Rise VAST Platform Focuses on Infrastructure Layer:
- Implements unified management of heterogeneous GPU resources;
- Provides hardware-level security isolation guarantees;
- Supports compatibility with multi-vendor compute platforms;
- Optimizes GPU resource utilization and inference performance.
Synergistic Platform Effects
- Security Capability Stacking: Application-layer key isolation + Hardware-layer physical isolation = Comprehensive security protection;
- Performance Optimization Synergy: Model-level scheduling strategies + GPU-level resource scheduling = End-to-end performance optimization;
- Operational Efficiency Enhancement: Unified management interface + Automated scheduling = Significantly reduced operational complexity.
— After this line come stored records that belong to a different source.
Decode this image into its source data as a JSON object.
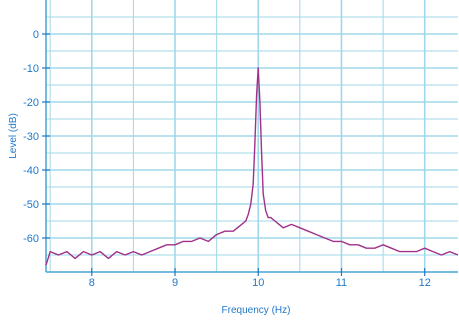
{
  "chart_data": {
    "type": "line",
    "title": "",
    "xlabel": "Frequency (Hz)",
    "ylabel": "Level (dB)",
    "xlim": [
      7.45,
      12.4
    ],
    "ylim": [
      -70,
      10
    ],
    "x_ticks": [
      8,
      9,
      10,
      11,
      12
    ],
    "x_tick_labels": [
      "8",
      "9",
      "10",
      "11",
      "12"
    ],
    "y_ticks": [
      0,
      -10,
      -20,
      -30,
      -40,
      -50,
      -60
    ],
    "y_tick_labels": [
      "0",
      "-10",
      "-20",
      "-30",
      "-40",
      "-50",
      "-60"
    ],
    "grid": true,
    "legend": "none",
    "colors": {
      "line": "#a0308a",
      "grid": "#9fd8e8",
      "axis": "#1f78c8",
      "border": "#4aa3d6"
    },
    "series": [
      {
        "x": [
          7.45,
          7.5,
          7.6,
          7.7,
          7.8,
          7.9,
          8.0,
          8.1,
          8.2,
          8.3,
          8.4,
          8.5,
          8.6,
          8.7,
          8.8,
          8.9,
          9.0,
          9.1,
          9.2,
          9.3,
          9.4,
          9.5,
          9.6,
          9.7,
          9.75,
          9.8,
          9.85,
          9.88,
          9.91,
          9.94,
          9.96,
          9.98,
          10.0,
          10.02,
          10.04,
          10.06,
          10.09,
          10.12,
          10.15,
          10.2,
          10.25,
          10.3,
          10.4,
          10.5,
          10.6,
          10.7,
          10.8,
          10.9,
          11.0,
          11.1,
          11.2,
          11.3,
          11.4,
          11.5,
          11.6,
          11.7,
          11.8,
          11.9,
          12.0,
          12.1,
          12.2,
          12.3,
          12.4
        ],
        "y": [
          -68,
          -64,
          -65,
          -64,
          -66,
          -64,
          -65,
          -64,
          -66,
          -64,
          -65,
          -64,
          -65,
          -64,
          -63,
          -62,
          -62,
          -61,
          -61,
          -60,
          -61,
          -59,
          -58,
          -58,
          -57,
          -56,
          -55,
          -53,
          -50,
          -44,
          -32,
          -18,
          -10,
          -20,
          -35,
          -47,
          -52,
          -54,
          -54,
          -55,
          -56,
          -57,
          -56,
          -57,
          -58,
          -59,
          -60,
          -61,
          -61,
          -62,
          -62,
          -63,
          -63,
          -62,
          -63,
          -64,
          -64,
          -64,
          -63,
          -64,
          -65,
          -64,
          -65
        ]
      }
    ]
  }
}
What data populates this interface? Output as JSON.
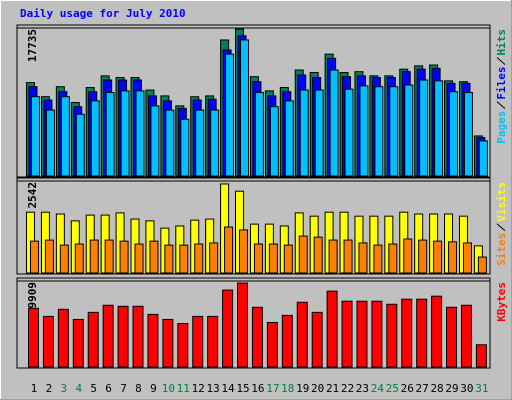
{
  "chart_data": [
    {
      "type": "bar",
      "title": "Daily usage for July 2010",
      "ylim": [
        0,
        17735
      ],
      "yticks": [
        17735
      ],
      "series": [
        {
          "name": "Pages",
          "color": "#00c0ff",
          "values": [
            9500,
            7900,
            9500,
            7400,
            9000,
            10000,
            10200,
            10200,
            8400,
            7900,
            6800,
            7900,
            7900,
            14600,
            16300,
            10000,
            8300,
            9000,
            10300,
            10300,
            12700,
            10400,
            10800,
            10700,
            10700,
            10900,
            11500,
            11400,
            10100,
            10000,
            4200
          ]
        },
        {
          "name": "Files",
          "color": "#0000ff",
          "values": [
            10700,
            9100,
            10100,
            8300,
            10100,
            11500,
            11500,
            11500,
            9600,
            9000,
            8100,
            9100,
            9200,
            15100,
            16800,
            11300,
            9600,
            10100,
            12100,
            11800,
            14100,
            11900,
            12000,
            11800,
            11800,
            12500,
            12800,
            12900,
            11100,
            11100,
            4600
          ]
        },
        {
          "name": "Hits",
          "color": "#00805c",
          "values": [
            11200,
            9500,
            10700,
            8800,
            10600,
            12000,
            11800,
            11800,
            10300,
            9600,
            8400,
            9500,
            9600,
            16300,
            17600,
            11900,
            10200,
            10600,
            12700,
            12400,
            14600,
            12400,
            12500,
            12000,
            12000,
            12800,
            13200,
            13300,
            11400,
            11300,
            4800
          ]
        }
      ]
    },
    {
      "type": "bar",
      "ylim": [
        0,
        2542
      ],
      "yticks": [
        2542
      ],
      "series": [
        {
          "name": "Sites",
          "color": "#ff8000",
          "values": [
            880,
            910,
            770,
            800,
            910,
            910,
            880,
            800,
            880,
            770,
            770,
            800,
            830,
            1270,
            1190,
            800,
            800,
            770,
            1020,
            990,
            910,
            910,
            830,
            770,
            800,
            940,
            910,
            880,
            860,
            830,
            440
          ]
        },
        {
          "name": "Visits",
          "color": "#ffff00",
          "values": [
            1680,
            1680,
            1630,
            1440,
            1600,
            1600,
            1660,
            1490,
            1440,
            1240,
            1300,
            1460,
            1490,
            2460,
            2260,
            1350,
            1350,
            1300,
            1660,
            1570,
            1680,
            1680,
            1570,
            1570,
            1570,
            1680,
            1630,
            1630,
            1630,
            1570,
            750
          ]
        }
      ]
    },
    {
      "type": "bar",
      "ylim": [
        0,
        199909
      ],
      "yticks": [
        199909
      ],
      "categories": [
        "1",
        "2",
        "3",
        "4",
        "5",
        "6",
        "7",
        "8",
        "9",
        "10",
        "11",
        "12",
        "13",
        "14",
        "15",
        "16",
        "17",
        "18",
        "19",
        "20",
        "21",
        "22",
        "23",
        "24",
        "25",
        "26",
        "27",
        "28",
        "29",
        "30",
        "31"
      ],
      "category_colors": [
        "#000000",
        "#000000",
        "#008040",
        "#008040",
        "#000000",
        "#000000",
        "#000000",
        "#000000",
        "#000000",
        "#008040",
        "#008040",
        "#000000",
        "#000000",
        "#000000",
        "#000000",
        "#000000",
        "#008040",
        "#008040",
        "#000000",
        "#000000",
        "#000000",
        "#000000",
        "#000000",
        "#008040",
        "#008040",
        "#000000",
        "#000000",
        "#000000",
        "#000000",
        "#000000",
        "#008040"
      ],
      "series": [
        {
          "name": "KBytes",
          "color": "#ff0000",
          "values": [
            136400,
            117600,
            134100,
            110500,
            127000,
            143500,
            141100,
            141100,
            122300,
            110500,
            101100,
            117600,
            117600,
            178800,
            195200,
            138800,
            103500,
            120000,
            150500,
            127000,
            176400,
            152900,
            152900,
            152900,
            145800,
            157600,
            157600,
            164600,
            138800,
            143500,
            51700
          ]
        }
      ]
    }
  ]
}
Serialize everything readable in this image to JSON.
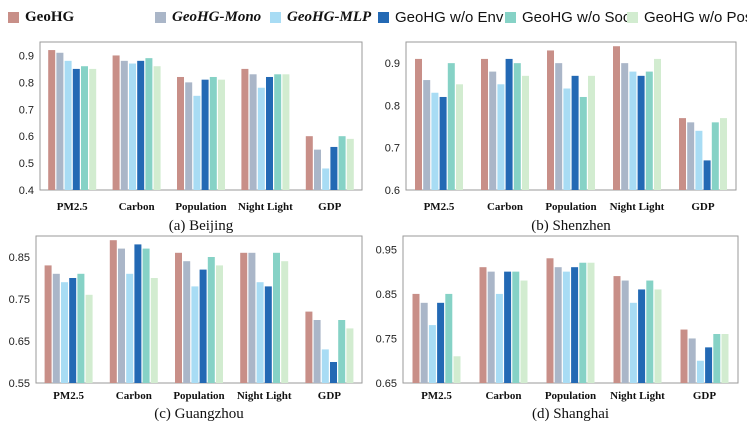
{
  "legend": [
    {
      "name": "GeoHG",
      "color": "#c88f88",
      "style": "bold"
    },
    {
      "name": "GeoHG-Mono",
      "color": "#aab6c8",
      "style": "bi"
    },
    {
      "name": "GeoHG-MLP",
      "color": "#a8dcf4",
      "style": "bi"
    },
    {
      "name": "GeoHG w/o Env",
      "color": "#2369b4",
      "style": "normal"
    },
    {
      "name": "GeoHG w/o Soc",
      "color": "#86d2c6",
      "style": "normal"
    },
    {
      "name": "GeoHG w/o Pos",
      "color": "#d2ecd0",
      "style": "normal"
    }
  ],
  "chart_data": [
    {
      "type": "bar",
      "title": "(a) Beijing",
      "categories": [
        "PM2.5",
        "Carbon",
        "Population",
        "Night Light",
        "GDP"
      ],
      "ylim": [
        0.4,
        0.95
      ],
      "yticks": [
        "0.4",
        "0.5",
        "0.6",
        "0.7",
        "0.8",
        "0.9"
      ],
      "series": [
        {
          "name": "GeoHG",
          "values": [
            0.92,
            0.9,
            0.82,
            0.85,
            0.6
          ]
        },
        {
          "name": "GeoHG-Mono",
          "values": [
            0.91,
            0.88,
            0.8,
            0.83,
            0.55
          ]
        },
        {
          "name": "GeoHG-MLP",
          "values": [
            0.88,
            0.87,
            0.75,
            0.78,
            0.48
          ]
        },
        {
          "name": "GeoHG w/o Env",
          "values": [
            0.85,
            0.88,
            0.81,
            0.82,
            0.56
          ]
        },
        {
          "name": "GeoHG w/o Soc",
          "values": [
            0.86,
            0.89,
            0.82,
            0.83,
            0.6
          ]
        },
        {
          "name": "GeoHG w/o Pos",
          "values": [
            0.85,
            0.86,
            0.81,
            0.83,
            0.59
          ]
        }
      ]
    },
    {
      "type": "bar",
      "title": "(b) Shenzhen",
      "categories": [
        "PM2.5",
        "Carbon",
        "Population",
        "Night Light",
        "GDP"
      ],
      "ylim": [
        0.6,
        0.95
      ],
      "yticks": [
        "0.6",
        "0.7",
        "0.8",
        "0.9"
      ],
      "series": [
        {
          "name": "GeoHG",
          "values": [
            0.91,
            0.91,
            0.93,
            0.94,
            0.77
          ]
        },
        {
          "name": "GeoHG-Mono",
          "values": [
            0.86,
            0.88,
            0.9,
            0.9,
            0.76
          ]
        },
        {
          "name": "GeoHG-MLP",
          "values": [
            0.83,
            0.85,
            0.84,
            0.88,
            0.74
          ]
        },
        {
          "name": "GeoHG w/o Env",
          "values": [
            0.82,
            0.91,
            0.87,
            0.87,
            0.67
          ]
        },
        {
          "name": "GeoHG w/o Soc",
          "values": [
            0.9,
            0.9,
            0.82,
            0.88,
            0.76
          ]
        },
        {
          "name": "GeoHG w/o Pos",
          "values": [
            0.85,
            0.87,
            0.87,
            0.91,
            0.77
          ]
        }
      ]
    },
    {
      "type": "bar",
      "title": "(c) Guangzhou",
      "categories": [
        "PM2.5",
        "Carbon",
        "Population",
        "Night Light",
        "GDP"
      ],
      "ylim": [
        0.55,
        0.9
      ],
      "yticks": [
        "0.55",
        "0.65",
        "0.75",
        "0.85"
      ],
      "series": [
        {
          "name": "GeoHG",
          "values": [
            0.83,
            0.89,
            0.86,
            0.86,
            0.72
          ]
        },
        {
          "name": "GeoHG-Mono",
          "values": [
            0.81,
            0.87,
            0.84,
            0.86,
            0.7
          ]
        },
        {
          "name": "GeoHG-MLP",
          "values": [
            0.79,
            0.81,
            0.78,
            0.79,
            0.63
          ]
        },
        {
          "name": "GeoHG w/o Env",
          "values": [
            0.8,
            0.88,
            0.82,
            0.78,
            0.6
          ]
        },
        {
          "name": "GeoHG w/o Soc",
          "values": [
            0.81,
            0.87,
            0.85,
            0.86,
            0.7
          ]
        },
        {
          "name": "GeoHG w/o Pos",
          "values": [
            0.76,
            0.8,
            0.83,
            0.84,
            0.68
          ]
        }
      ]
    },
    {
      "type": "bar",
      "title": "(d) Shanghai",
      "categories": [
        "PM2.5",
        "Carbon",
        "Population",
        "Night Light",
        "GDP"
      ],
      "ylim": [
        0.65,
        0.98
      ],
      "yticks": [
        "0.65",
        "0.75",
        "0.85",
        "0.95"
      ],
      "series": [
        {
          "name": "GeoHG",
          "values": [
            0.85,
            0.91,
            0.93,
            0.89,
            0.77
          ]
        },
        {
          "name": "GeoHG-Mono",
          "values": [
            0.83,
            0.9,
            0.91,
            0.88,
            0.75
          ]
        },
        {
          "name": "GeoHG-MLP",
          "values": [
            0.78,
            0.85,
            0.9,
            0.83,
            0.7
          ]
        },
        {
          "name": "GeoHG w/o Env",
          "values": [
            0.83,
            0.9,
            0.91,
            0.86,
            0.73
          ]
        },
        {
          "name": "GeoHG w/o Soc",
          "values": [
            0.85,
            0.9,
            0.92,
            0.88,
            0.76
          ]
        },
        {
          "name": "GeoHG w/o Pos",
          "values": [
            0.71,
            0.88,
            0.92,
            0.86,
            0.76
          ]
        }
      ]
    }
  ]
}
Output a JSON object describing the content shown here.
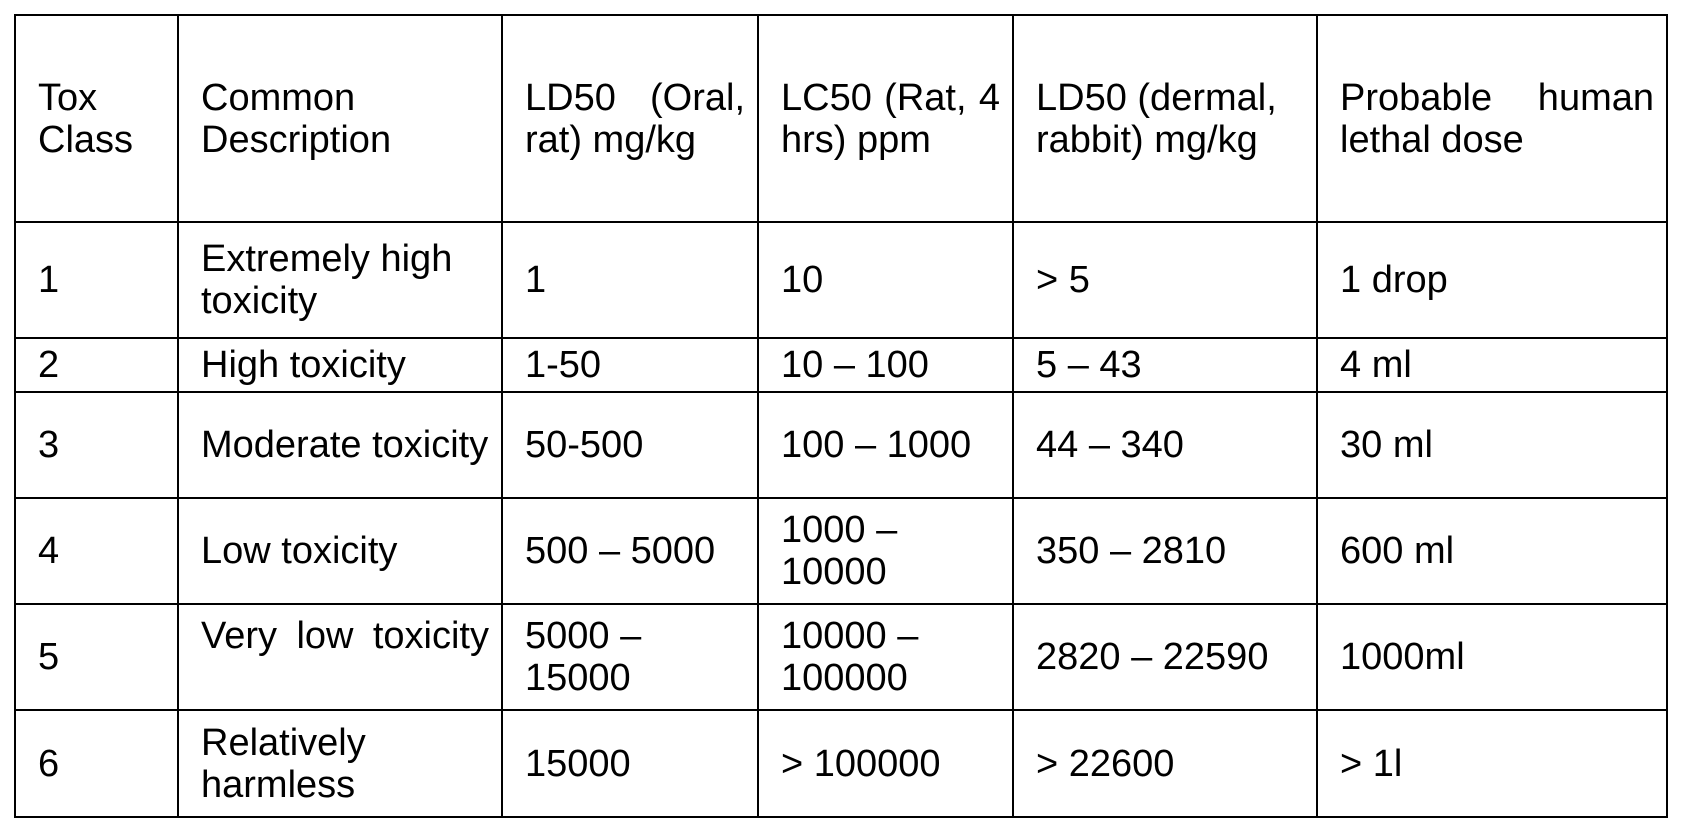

Enterprise Value Realization
Short-term Value:
- Reduces AI project delivery risks and ensures security compliance;
- Improves model operational efficiency and reduces resource waste;
- Simplifies operations and reduces labor costs.
Long-term Value:
- Builds sustainable AI infrastructure capabilities;
- Supports scalable deployment and evolution of AI applications;
- Provides technical foundation for enterprise AI strategy.
Future Outlook: Evolution of Enterprise AI Infrastructure
Inevitable Evolution of Enterprise AI Infrastructure
- From "Good Enough" to "Production-Ready": Enterprises need to build complete AI operational systems to ensure SLA and business continuity for model services;
- From "Single-Point Deployment" to "Scale Operations": As AI applications proliferate, enterprises need to manage hundreds or thousands of model instances and GPU resources;
- From "Technology-Driven" to "Business Value-Driven": AI infrastructure must directly support business objectives, achieving quantifiable and optimizable ROI.
Rise CAMP + VAST: Future-Oriented Enterprise Solution
Rise CAMP + VAST not only addresses current on-premises deployment challenges but also builds future-oriented AI infrastructure capabilities for enterprises:
- Forward-Looking Technical Architecture: Supports mainstream and emerging inference engines and compute platforms, ensuring long-term technology stack compatibility;
- Business Scenario Adaptability: From single model services to complex AI application orchestration, meeting the evolving needs of enterprise AI strategies;
- Scalable Operational Capabilities: From single clusters to multi-region, multi-cloud environments, supporting the scale expansion of enterprise AI infrastructure;
- Open Ecosystem Integration: Deep integration with mainstream AI frameworks and toolchains, reducing maintenance costs for enterprise AI technology stacks.
Rise CAMP + Rise VAST provides trusted operational environments and management capabilities for LLM deployment, building future-oriented AI infrastructure for enterprises and enabling them to truly master the initiative in the AI era. In this new era where AI infrastructure determines enterprise AI competitiveness, Rise CAMP + VAST will become the core foundation for enterprise AI strategy implementation.